Recruitment was conducted through a network of partner hospitals and clinics across five provinces, combined with community outreach programs that explained the research goals in accessible language. Participants underwent blood sampling, provided informed consent, and completed a detailed health and lifestyle questionnaire. All samples were processed at GeneStory's ISO-certified laboratory in Ho Chi Minh City.
Whole-genome sequencing was performed at 30x coverage — the gold standard for clinical-grade genomic analysis — using Illumina NovaSeq 6000 platforms. By the end of 2020, GeneStory had sequenced 1,247 genomes, discovering over 15 million variant positions, of which nearly 2.4 million had not been previously reported in any international database.

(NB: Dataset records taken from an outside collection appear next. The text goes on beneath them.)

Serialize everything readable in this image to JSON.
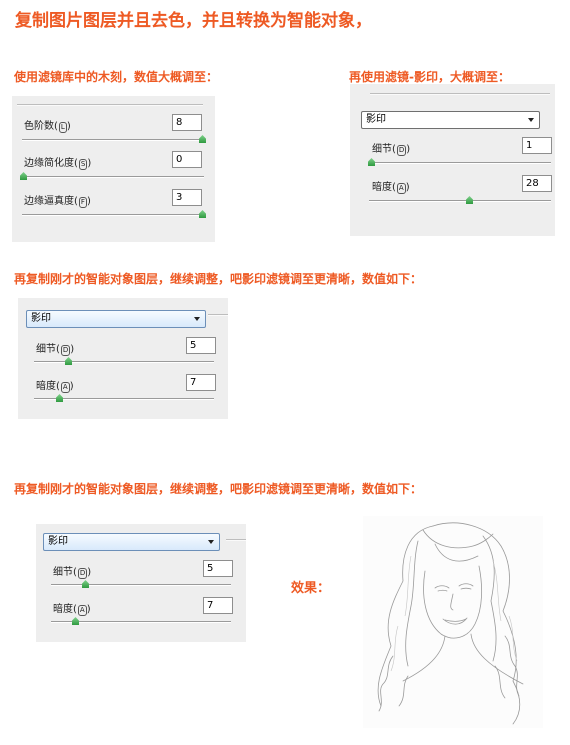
{
  "heading": "复制图片图层并且去色，并且转换为智能对象，",
  "section1": {
    "caption": "使用滤镜库中的木刻，数值大概调至：",
    "rows": [
      {
        "label": "色阶数",
        "hotkey": "L",
        "value": "8",
        "slider_fraction": 1.0
      },
      {
        "label": "边缘简化度",
        "hotkey": "S",
        "value": "0",
        "slider_fraction": 0.0
      },
      {
        "label": "边缘逼真度",
        "hotkey": "F",
        "value": "3",
        "slider_fraction": 1.0
      }
    ]
  },
  "section2": {
    "caption": "再使用滤镜-影印，大概调至：",
    "dropdown": "影印",
    "rows": [
      {
        "label": "细节",
        "hotkey": "D",
        "value": "1",
        "slider_fraction": 0.0
      },
      {
        "label": "暗度",
        "hotkey": "A",
        "value": "28",
        "slider_fraction": 0.56
      }
    ]
  },
  "section3": {
    "caption": "再复制刚才的智能对象图层，继续调整，吧影印滤镜调至更清晰，数值如下：",
    "dropdown": "影印",
    "rows": [
      {
        "label": "细节",
        "hotkey": "D",
        "value": "5",
        "slider_fraction": 0.19
      },
      {
        "label": "暗度",
        "hotkey": "A",
        "value": "7",
        "slider_fraction": 0.14
      }
    ]
  },
  "section4": {
    "caption": "再复制刚才的智能对象图层，继续调整，吧影印滤镜调至更清晰，数值如下：",
    "dropdown": "影印",
    "rows": [
      {
        "label": "细节",
        "hotkey": "D",
        "value": "5",
        "slider_fraction": 0.19
      },
      {
        "label": "暗度",
        "hotkey": "A",
        "value": "7",
        "slider_fraction": 0.14
      }
    ]
  },
  "result_label": "效果："
}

Phase 2: Scale and Diversity (2021–2023)
The second phase expanded both sample size and ethnic diversity. Working with the Ministry of Health of Vietnam, GeneStory established partnerships with 28 provincial health centers, enabling recruitment from every geographic region of the country. Priority was given to ethnic minority groups, whose genetic distinctiveness from the Kinh majority was poorly characterized.

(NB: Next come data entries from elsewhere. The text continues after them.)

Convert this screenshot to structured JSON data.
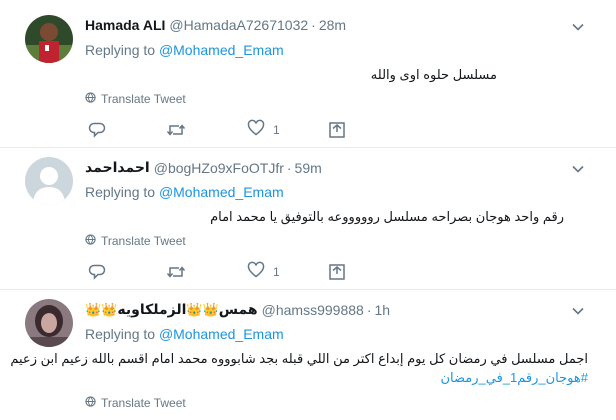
{
  "tweets": [
    {
      "name": "Hamada ALI",
      "handle": "@HamadaA72671032",
      "time": "28m",
      "replying_prefix": "Replying to",
      "replying_to": "@Mohamed_Emam",
      "text_lines": [
        "مسلسل حلوه اوى والله"
      ],
      "translate": "Translate Tweet",
      "likes": "1"
    },
    {
      "name": "احمداحمد",
      "handle": "@bogHZo9xFoOTJfr",
      "time": "59m",
      "replying_prefix": "Replying to",
      "replying_to": "@Mohamed_Emam",
      "text_lines": [
        "رقم واحد هوجان بصراحه مسلسل روووووعه بالتوفيق يا محمد امام"
      ],
      "translate": "Translate Tweet",
      "likes": "1"
    },
    {
      "name": "👑👑همس👑👑الزملكاويه",
      "name_core": "همس",
      "name_suffix": "الزملكاويه",
      "handle": "@hamss999888",
      "time": "1h",
      "replying_prefix": "Replying to",
      "replying_to": "@Mohamed_Emam",
      "text_lines": [
        "اجمل مسلسل في رمضان كل يوم إبداع اكتر من اللي قبله بجد شابوووه محمد امام اقسم بالله زعيم ابن زعيم"
      ],
      "hashtag": "#هوجان_رقم1_في_رمضان",
      "translate": "Translate Tweet"
    }
  ],
  "icons": {
    "reply": "reply-icon",
    "retweet": "retweet-icon",
    "like": "heart-icon",
    "dm": "direct-message-icon",
    "more": "chevron-down-icon",
    "translate": "globe-icon"
  },
  "colors": {
    "link": "#1b95e0",
    "secondary_text": "#657786",
    "divider": "#e6ecf0"
  }
}
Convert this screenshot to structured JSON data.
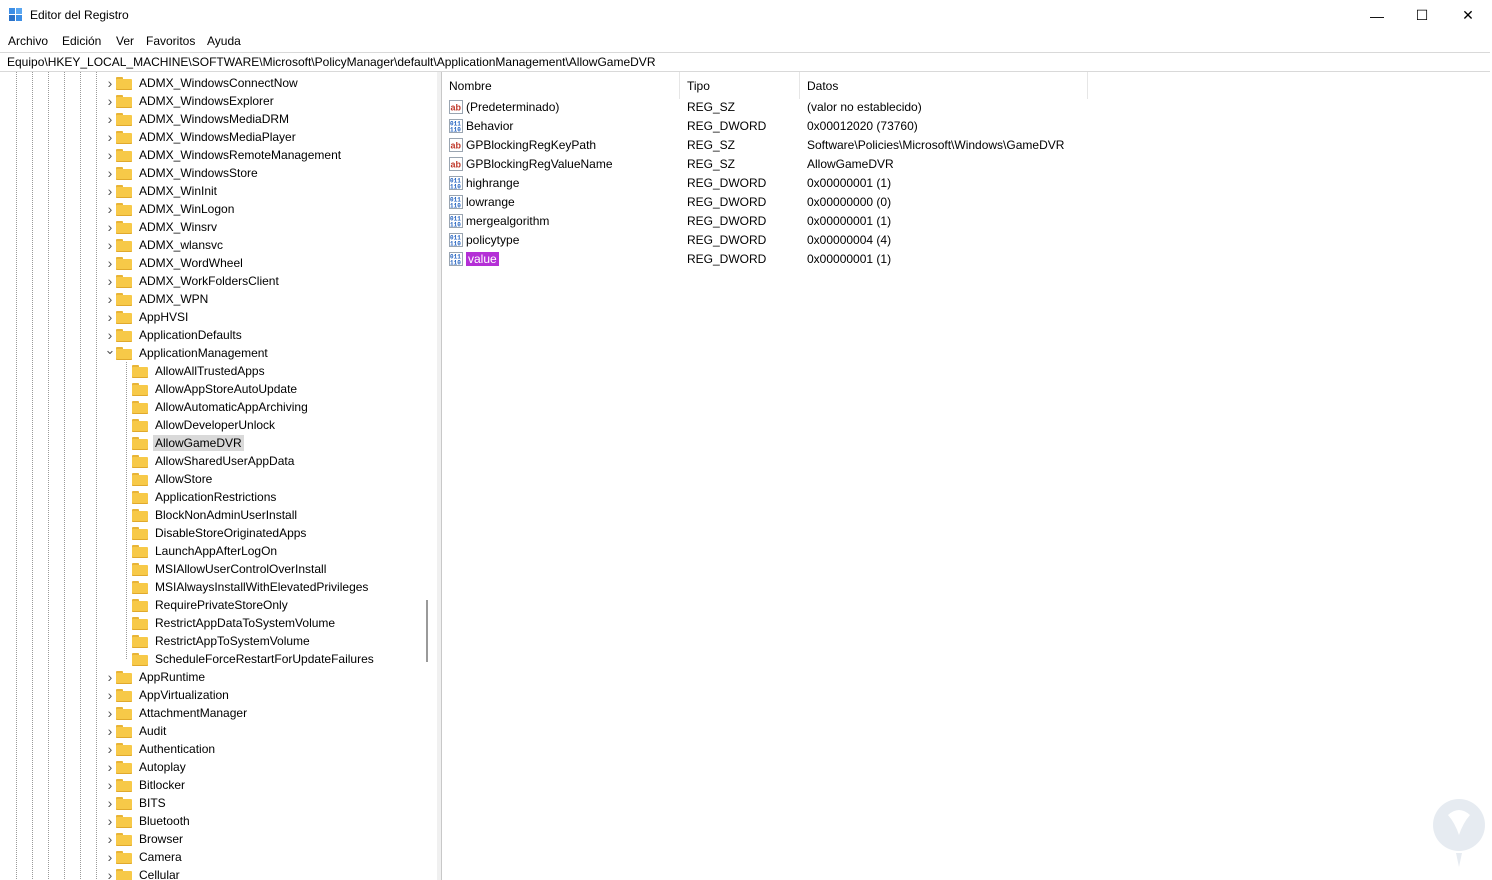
{
  "window": {
    "title": "Editor del Registro",
    "minimize_glyph": "—",
    "maximize_glyph": "☐",
    "close_glyph": "✕"
  },
  "menu": [
    "Archivo",
    "Edición",
    "Ver",
    "Favoritos",
    "Ayuda"
  ],
  "address": "Equipo\\HKEY_LOCAL_MACHINE\\SOFTWARE\\Microsoft\\PolicyManager\\default\\ApplicationManagement\\AllowGameDVR",
  "tree": [
    {
      "label": "ADMX_WindowsConnectNow",
      "level": 0,
      "expander": "collapsed"
    },
    {
      "label": "ADMX_WindowsExplorer",
      "level": 0,
      "expander": "collapsed"
    },
    {
      "label": "ADMX_WindowsMediaDRM",
      "level": 0,
      "expander": "collapsed"
    },
    {
      "label": "ADMX_WindowsMediaPlayer",
      "level": 0,
      "expander": "collapsed"
    },
    {
      "label": "ADMX_WindowsRemoteManagement",
      "level": 0,
      "expander": "collapsed"
    },
    {
      "label": "ADMX_WindowsStore",
      "level": 0,
      "expander": "collapsed"
    },
    {
      "label": "ADMX_WinInit",
      "level": 0,
      "expander": "collapsed"
    },
    {
      "label": "ADMX_WinLogon",
      "level": 0,
      "expander": "collapsed"
    },
    {
      "label": "ADMX_Winsrv",
      "level": 0,
      "expander": "collapsed"
    },
    {
      "label": "ADMX_wlansvc",
      "level": 0,
      "expander": "collapsed"
    },
    {
      "label": "ADMX_WordWheel",
      "level": 0,
      "expander": "collapsed"
    },
    {
      "label": "ADMX_WorkFoldersClient",
      "level": 0,
      "expander": "collapsed"
    },
    {
      "label": "ADMX_WPN",
      "level": 0,
      "expander": "collapsed"
    },
    {
      "label": "AppHVSI",
      "level": 0,
      "expander": "collapsed"
    },
    {
      "label": "ApplicationDefaults",
      "level": 0,
      "expander": "collapsed"
    },
    {
      "label": "ApplicationManagement",
      "level": 0,
      "expander": "expanded"
    },
    {
      "label": "AllowAllTrustedApps",
      "level": 1,
      "expander": "none"
    },
    {
      "label": "AllowAppStoreAutoUpdate",
      "level": 1,
      "expander": "none"
    },
    {
      "label": "AllowAutomaticAppArchiving",
      "level": 1,
      "expander": "none"
    },
    {
      "label": "AllowDeveloperUnlock",
      "level": 1,
      "expander": "none"
    },
    {
      "label": "AllowGameDVR",
      "level": 1,
      "expander": "none",
      "selected": true
    },
    {
      "label": "AllowSharedUserAppData",
      "level": 1,
      "expander": "none"
    },
    {
      "label": "AllowStore",
      "level": 1,
      "expander": "none"
    },
    {
      "label": "ApplicationRestrictions",
      "level": 1,
      "expander": "none"
    },
    {
      "label": "BlockNonAdminUserInstall",
      "level": 1,
      "expander": "none"
    },
    {
      "label": "DisableStoreOriginatedApps",
      "level": 1,
      "expander": "none"
    },
    {
      "label": "LaunchAppAfterLogOn",
      "level": 1,
      "expander": "none"
    },
    {
      "label": "MSIAllowUserControlOverInstall",
      "level": 1,
      "expander": "none"
    },
    {
      "label": "MSIAlwaysInstallWithElevatedPrivileges",
      "level": 1,
      "expander": "none"
    },
    {
      "label": "RequirePrivateStoreOnly",
      "level": 1,
      "expander": "none"
    },
    {
      "label": "RestrictAppDataToSystemVolume",
      "level": 1,
      "expander": "none"
    },
    {
      "label": "RestrictAppToSystemVolume",
      "level": 1,
      "expander": "none"
    },
    {
      "label": "ScheduleForceRestartForUpdateFailures",
      "level": 1,
      "expander": "none"
    },
    {
      "label": "AppRuntime",
      "level": 0,
      "expander": "collapsed"
    },
    {
      "label": "AppVirtualization",
      "level": 0,
      "expander": "collapsed"
    },
    {
      "label": "AttachmentManager",
      "level": 0,
      "expander": "collapsed"
    },
    {
      "label": "Audit",
      "level": 0,
      "expander": "collapsed"
    },
    {
      "label": "Authentication",
      "level": 0,
      "expander": "collapsed"
    },
    {
      "label": "Autoplay",
      "level": 0,
      "expander": "collapsed"
    },
    {
      "label": "Bitlocker",
      "level": 0,
      "expander": "collapsed"
    },
    {
      "label": "BITS",
      "level": 0,
      "expander": "collapsed"
    },
    {
      "label": "Bluetooth",
      "level": 0,
      "expander": "collapsed"
    },
    {
      "label": "Browser",
      "level": 0,
      "expander": "collapsed"
    },
    {
      "label": "Camera",
      "level": 0,
      "expander": "collapsed"
    },
    {
      "label": "Cellular",
      "level": 0,
      "expander": "collapsed"
    }
  ],
  "columns": [
    "Nombre",
    "Tipo",
    "Datos"
  ],
  "values": [
    {
      "name": "(Predeterminado)",
      "type": "REG_SZ",
      "data": "(valor no establecido)",
      "icon": "string-value-icon"
    },
    {
      "name": "Behavior",
      "type": "REG_DWORD",
      "data": "0x00012020 (73760)",
      "icon": "binary-value-icon"
    },
    {
      "name": "GPBlockingRegKeyPath",
      "type": "REG_SZ",
      "data": "Software\\Policies\\Microsoft\\Windows\\GameDVR",
      "icon": "string-value-icon"
    },
    {
      "name": "GPBlockingRegValueName",
      "type": "REG_SZ",
      "data": "AllowGameDVR",
      "icon": "string-value-icon"
    },
    {
      "name": "highrange",
      "type": "REG_DWORD",
      "data": "0x00000001 (1)",
      "icon": "binary-value-icon"
    },
    {
      "name": "lowrange",
      "type": "REG_DWORD",
      "data": "0x00000000 (0)",
      "icon": "binary-value-icon"
    },
    {
      "name": "mergealgorithm",
      "type": "REG_DWORD",
      "data": "0x00000001 (1)",
      "icon": "binary-value-icon"
    },
    {
      "name": "policytype",
      "type": "REG_DWORD",
      "data": "0x00000004 (4)",
      "icon": "binary-value-icon"
    },
    {
      "name": "value",
      "type": "REG_DWORD",
      "data": "0x00000001 (1)",
      "icon": "binary-value-icon",
      "selected": true
    }
  ],
  "colors": {
    "selection_rename": "#b42fd6",
    "tree_selection": "#d9d9d9",
    "folder": "#f7c948",
    "string_icon": "#c0392b",
    "binary_icon": "#1f5fbf"
  }
}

Key scientific milestones during this phase included:
- Identification of 47 novel disease-associated variants specific to the Vietnamese population
- Characterization of pharmacogenomic allele frequencies for all major CYP450 enzymes in Vietnamese sub-populations
- Publication of the first population-structure analysis of Vietnamese genetic diversity in the journal Nature Communications
- Establishment of a Vietnamese-specific variant frequency database (VietGenDB) that is now accessible to clinical researchers nationwide
By 2023, the database had reached 6,800 individuals — the largest collection of Vietnamese whole-genome sequences in the world.

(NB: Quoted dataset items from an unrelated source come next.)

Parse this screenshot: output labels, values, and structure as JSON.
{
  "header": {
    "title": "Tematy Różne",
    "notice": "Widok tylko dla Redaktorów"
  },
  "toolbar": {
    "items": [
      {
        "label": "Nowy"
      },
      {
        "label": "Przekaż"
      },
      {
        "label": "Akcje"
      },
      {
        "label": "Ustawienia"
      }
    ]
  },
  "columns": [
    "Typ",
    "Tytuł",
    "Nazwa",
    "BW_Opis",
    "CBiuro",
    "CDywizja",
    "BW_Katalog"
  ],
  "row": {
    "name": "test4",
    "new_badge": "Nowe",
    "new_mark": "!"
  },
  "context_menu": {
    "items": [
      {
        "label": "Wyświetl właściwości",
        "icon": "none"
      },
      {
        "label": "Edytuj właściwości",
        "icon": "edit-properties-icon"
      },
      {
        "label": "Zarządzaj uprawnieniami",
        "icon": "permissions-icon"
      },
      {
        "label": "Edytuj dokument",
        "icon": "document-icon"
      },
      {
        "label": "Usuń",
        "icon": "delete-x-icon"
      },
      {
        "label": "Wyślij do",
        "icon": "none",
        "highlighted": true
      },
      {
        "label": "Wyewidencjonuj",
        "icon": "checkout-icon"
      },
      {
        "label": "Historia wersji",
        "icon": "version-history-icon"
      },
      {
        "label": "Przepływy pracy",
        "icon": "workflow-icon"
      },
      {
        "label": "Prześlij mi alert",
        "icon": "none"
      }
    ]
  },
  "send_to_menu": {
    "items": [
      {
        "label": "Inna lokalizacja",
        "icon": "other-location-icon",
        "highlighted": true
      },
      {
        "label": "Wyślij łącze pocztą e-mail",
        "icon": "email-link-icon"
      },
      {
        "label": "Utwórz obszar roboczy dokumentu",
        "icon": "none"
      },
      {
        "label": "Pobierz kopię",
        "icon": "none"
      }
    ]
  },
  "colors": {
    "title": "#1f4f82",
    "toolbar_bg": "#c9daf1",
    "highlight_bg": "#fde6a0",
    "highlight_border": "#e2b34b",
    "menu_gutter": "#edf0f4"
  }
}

Phase 3: Reaching 10,000 and Beyond (2024–Present)
The final push to 10,000 genomes focused on three priorities: increasing representation of northern and central highland ethnic groups, adding longitudinal health data to create a prospective cohort, and integrating the database with clinical electronic health records (EHRs) from partner hospitals.
The longitudinal component is particularly significant. Unlike static genome databases, GeneStory's cohort follows participants over time, linking their genetic data to actual health outcomes. This genotype-phenotype correlation data — currently including over 45,000 clinical data points — enables GeneStory's AI models to validate risk predictions against real disease incidence in Vietnamese individuals, continuously improving the accuracy of health reports.
What 10,000 Genomes Makes Possible
The practical impact of a Vietnam-specific reference database is profound. Every GeneStory health report is now interpreted against allele frequencies from individuals who share the same genetic background as our customers. This means:
- Variant classifications are calibrated to Vietnamese population frequencies, dramatically reducing false positive and false negative risk assessments
- Pharmacogenomic reports reflect enzyme activity predictions validated in Vietnamese metabolism studies
- Ancestry analyses use a reference panel that accurately represents Southeast Asian population structure
- Disease risk scores are validated against outcomes observed in Vietnamese patients — not European clinical trial cohorts
The Road Ahead
GeneStory's database goals extend well beyond Vietnam. Our next phase targets 50,000 genomes by 2028, encompassing additional Southeast Asian populations in partnership with research institutions in Thailand, Indonesia, and Singapore. The scientific vision is a Southeast Asian Genome Consortium — a shared resource that gives the region's 680 million people access to genomic medicine calibrated for their own populations.
For a country where genomic medicine is still emerging, Vietnam's 10,000-genome milestone represents something extraordinary: the scientific infrastructure to bring precision health to an entire nation — on its own genetic terms.